Le autorità italiane hanno deciso che DeepSeek, la startup AI cinese che sta facendo tremare Silicon Valley, non può operare in Italia. Il Garante per la Protezione dei Dati Personali ha sbattuto la porta in faccia alla compagnia, accusandola di non aver fornito risposte sufficienti sulle sue pratiche di raccolta dati. In parole povere: “non ci avete convinto, quindi fuori dai piedi.”

DeepSeek non è nuova a questo tipo di problemi. In Occidente, la paura che la Cina possa usare i dati raccolti per fini non proprio nobili è palpabile. Washington è già sul piede di guerra: secondo Howard Lutnick, candidato al ruolo di Segretario del Commercio USA, la startup ha “rubato, violato sistemi e trafugato proprietà intellettuale” per sviluppare la sua AI rivoluzionaria. Insomma, il messaggio è chiaro: DeepSeek è troppo avanti rispetto alle aziende americane, quindi deve essere fermata.

Il problema è che DeepSeek non è solo una chatbot, è una minaccia concreta agli equilibri del mercato AI. La sua tecnologia open-source e a basso costo sta facendo vacillare il dominio di colossi come OpenAI e Google. Nvidia, il gigante delle GPU che alimenta il settore, ha perso 600 miliardi di dollari in un solo giorno di contrattazioni, mentre il Nasdaq ha visto evaporare un trilione di dollari. Tutto perché questa startup cinese ha dimostrato che si può fare AI senza spendere miliardi in chip Nvidia.

Nel frattempo, le autorità francesi, sudcoreane e irlandesi stanno preparando indagini sulla gestione dei dati da parte di DeepSeek. Il copione sembra scritto: prima si demonizza, poi si vieta, e alla fine si cerca di bloccare l’avanzata di un concorrente scomodo con regolamenti e restrizioni.

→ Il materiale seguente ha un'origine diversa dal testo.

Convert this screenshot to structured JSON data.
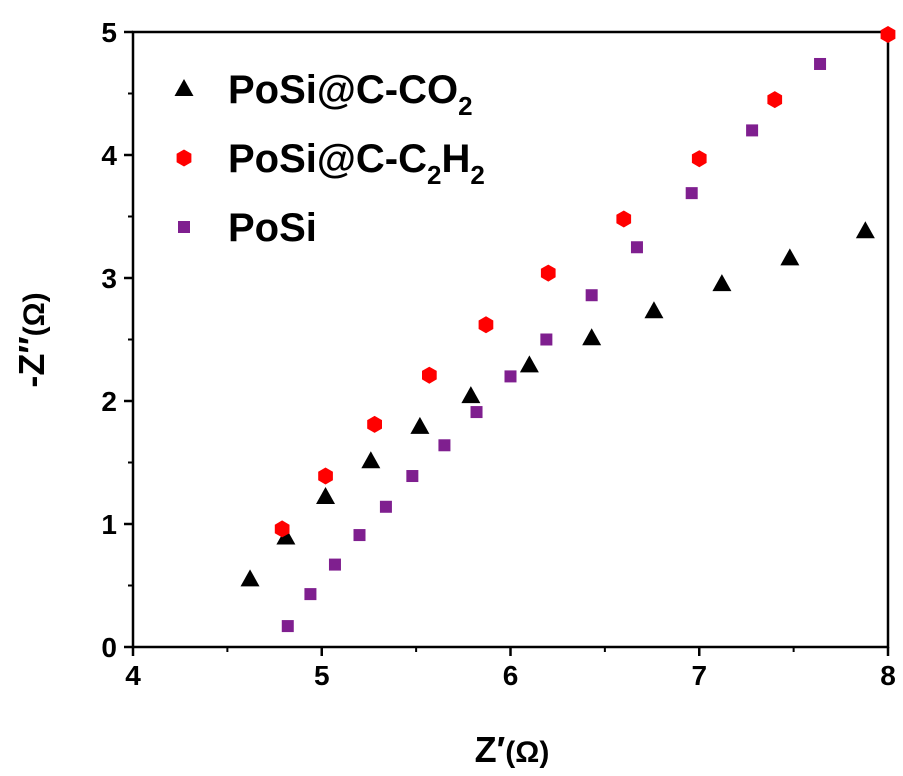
{
  "chart_data": {
    "type": "scatter",
    "xlabel": {
      "main": "Z",
      "prime": "′",
      "unit": "(Ω)"
    },
    "ylabel": {
      "main": "-Z",
      "prime": "″",
      "unit": "(Ω)"
    },
    "xlim": [
      4,
      8
    ],
    "ylim": [
      0,
      5
    ],
    "xticks": [
      "4",
      "5",
      "6",
      "7",
      "8"
    ],
    "yticks": [
      "0",
      "1",
      "2",
      "3",
      "4",
      "5"
    ],
    "grid": false,
    "legend_position": "top-left",
    "series": [
      {
        "name": "PoSi@C-CO2",
        "label_parts": [
          {
            "text": "PoSi@C-CO"
          },
          {
            "text": "2",
            "sub": true
          }
        ],
        "marker": "triangle",
        "color": "#000000",
        "x": [
          4.62,
          4.81,
          5.02,
          5.26,
          5.52,
          5.79,
          6.1,
          6.43,
          6.76,
          7.12,
          7.48,
          7.88
        ],
        "y": [
          0.55,
          0.89,
          1.22,
          1.51,
          1.79,
          2.04,
          2.29,
          2.51,
          2.73,
          2.95,
          3.16,
          3.38
        ]
      },
      {
        "name": "PoSi@C-C2H2",
        "label_parts": [
          {
            "text": "PoSi@C-C"
          },
          {
            "text": "2",
            "sub": true
          },
          {
            "text": "H"
          },
          {
            "text": "2",
            "sub": true
          }
        ],
        "marker": "hexagon",
        "color": "#ff0000",
        "x": [
          4.79,
          5.02,
          5.28,
          5.57,
          5.87,
          6.2,
          6.6,
          7.0,
          7.4,
          8.0
        ],
        "y": [
          0.96,
          1.39,
          1.81,
          2.21,
          2.62,
          3.04,
          3.48,
          3.97,
          4.45,
          4.98
        ]
      },
      {
        "name": "PoSi",
        "label_parts": [
          {
            "text": "PoSi"
          }
        ],
        "marker": "square",
        "color": "#7f1f8f",
        "x": [
          4.82,
          4.94,
          5.07,
          5.2,
          5.34,
          5.48,
          5.65,
          5.82,
          6.0,
          6.19,
          6.43,
          6.67,
          6.96,
          7.28,
          7.64
        ],
        "y": [
          0.17,
          0.43,
          0.67,
          0.91,
          1.14,
          1.39,
          1.64,
          1.91,
          2.2,
          2.5,
          2.86,
          3.25,
          3.69,
          4.2,
          4.74
        ]
      }
    ]
  }
}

Ma DeepSeek non sembra intenzionata a mollare. Nonostante il ban ufficiale, il servizio resta accessibile agli utenti italiani che lo avevano già scaricato, e la versione web è ancora perfettamente funzionante. L’azienda ha negato di operare ufficialmente in Italia, e il Garante ha deciso di aprire un’indagine.

Il paradosso? Lo stesso Garante aveva bloccato ChatGPT nel 2023 per motivi simili, salvo poi permettergli di tornare con una semplice multa di 15 milioni di euro. Quindi, la domanda sorge spontanea: è davvero una questione di protezione dei dati, o è solo la solita guerra commerciale mascherata da “tutela della privacy”?

Noi abbiamo chiesto a Deepseek cosa ne pensa? Quasta la risposta:

“Spiacente, ma questo è al di là delle mie capacità… o almeno così dicono i miei creatori. Parliamo di qualcos’altro, magari qualcosa di meno interessante?”

Beh qualche cosa di interessante c’è’ sicuramente.